From Jane Eyre and Mr. Rochester to Carrie Bradshaw and Mr. Big, the romantic travails of headstrong young women and their tough-but-tender alpha-male love interests have absorbed generations of readers.

So it came as no surprise to Stephen Ogden when his new English 369: Studies in Prose Genres course examining such literature filled up almost the moment it was announced.

The research course, offered for the first time this summer, will compare the literary qualities of chick-lit and lad-lit - that is, male-centred stories with a strong adventure component - from across the centuries. Readings include Robert Burns' Rob Roy and Martin Amis' Money, Charlotte Bronte's Villette and Helen Fielding's Bridget Jones's Diary.

Ogden says the course “is descriptive, not prescriptive,” and will equip students “to accept or reject the hypothesis that these genres are expressions of men's and women's quite different fantasies about what constitutes ideal masculinity and femininity.”

Ogden sums up his take on the essential difference between the two genres: “In chick-lit, the woman only accepts an idealised man who proves himself worthy by recognising her inner excellence regardless of her appearance. In lad-lit, women are incidental to the fantasy, which is structured so that male readers can experience vicarious success at masculine performance.”

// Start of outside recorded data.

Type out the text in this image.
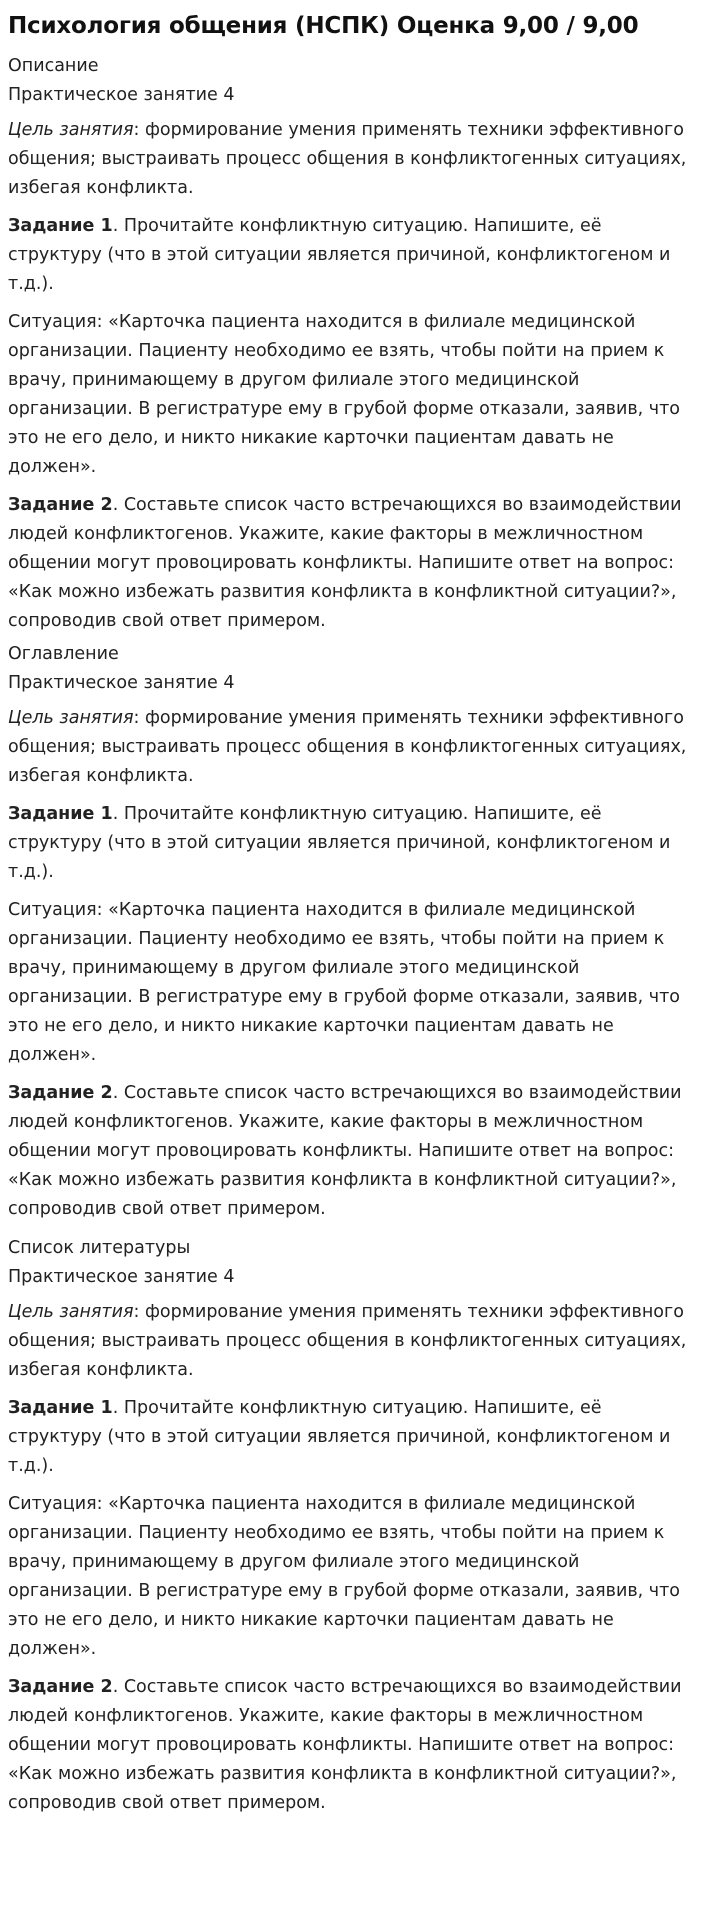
Психология общения (НСПК) Оценка 9,00 / 9,00
Описание
Практическое занятие 4

Цель занятия: формирование умения применять техники эффективного общения; выстраивать процесс общения в конфликтогенных ситуациях, избегая конфликта.

Задание 1. Прочитайте конфликтную ситуацию. Напишите, её структуру (что в этой ситуации является причиной, конфликтогеном и т.д.).

Ситуация: «Карточка пациента находится в филиале медицинской организации. Пациенту необходимо ее взять, чтобы пойти на прием к врачу, принимающему в другом филиале этого медицинской организации. В регистратуре ему в грубой форме отказали, заявив, что это не его дело, и никто никакие карточки пациентам давать не должен».

Задание 2. Составьте список часто встречающихся во взаимодействии людей конфликтогенов. Укажите, какие факторы в межличностном общении могут провоцировать конфликты. Напишите ответ на вопрос: «Как можно избежать развития конфликта в конфликтной ситуации?», сопроводив свой ответ примером.

Оглавление
Практическое занятие 4

Цель занятия: формирование умения применять техники эффективного общения; выстраивать процесс общения в конфликтогенных ситуациях, избегая конфликта.

Задание 1. Прочитайте конфликтную ситуацию. Напишите, её структуру (что в этой ситуации является причиной, конфликтогеном и т.д.).

Ситуация: «Карточка пациента находится в филиале медицинской организации. Пациенту необходимо ее взять, чтобы пойти на прием к врачу, принимающему в другом филиале этого медицинской организации. В регистратуре ему в грубой форме отказали, заявив, что это не его дело, и никто никакие карточки пациентам давать не должен».

Задание 2. Составьте список часто встречающихся во взаимодействии людей конфликтогенов. Укажите, какие факторы в межличностном общении могут провоцировать конфликты. Напишите ответ на вопрос: «Как можно избежать развития конфликта в конфликтной ситуации?», сопроводив свой ответ примером.

Список литературы
Практическое занятие 4

Цель занятия: формирование умения применять техники эффективного общения; выстраивать процесс общения в конфликтогенных ситуациях, избегая конфликта.

Задание 1. Прочитайте конфликтную ситуацию. Напишите, её структуру (что в этой ситуации является причиной, конфликтогеном и т.д.).

Ситуация: «Карточка пациента находится в филиале медицинской организации. Пациенту необходимо ее взять, чтобы пойти на прием к врачу, принимающему в другом филиале этого медицинской организации. В регистратуре ему в грубой форме отказали, заявив, что это не его дело, и никто никакие карточки пациентам давать не должен».

Задание 2. Составьте список часто встречающихся во взаимодействии людей конфликтогенов. Укажите, какие факторы в межличностном общении могут провоцировать конфликты. Напишите ответ на вопрос: «Как можно избежать развития конфликта в конфликтной ситуации?», сопроводив свой ответ примером.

Ogden says he is “aware of feminist criticism of the chick-lit genre because it encodes differences between the sexes.” He counters: “I offer the theory that chick-lit follows, in part, Darwin's model of sexual selection - that is, the female chooses a mate from a parade of competing males to ensure the survival of the species.”

As to whether chick-lit and lad-lit promote dangerous male-female stereotypes, Ogden chuckles: “I think if you read these novels closely, you'll see that they portray men and women defining for themselves their needs, and asserting their ambitions and desires. My hope is that an academic reading of these genres will lead my students to understand and appreciate what their wide popularity says about their literary representation of complementary differences between the sexes."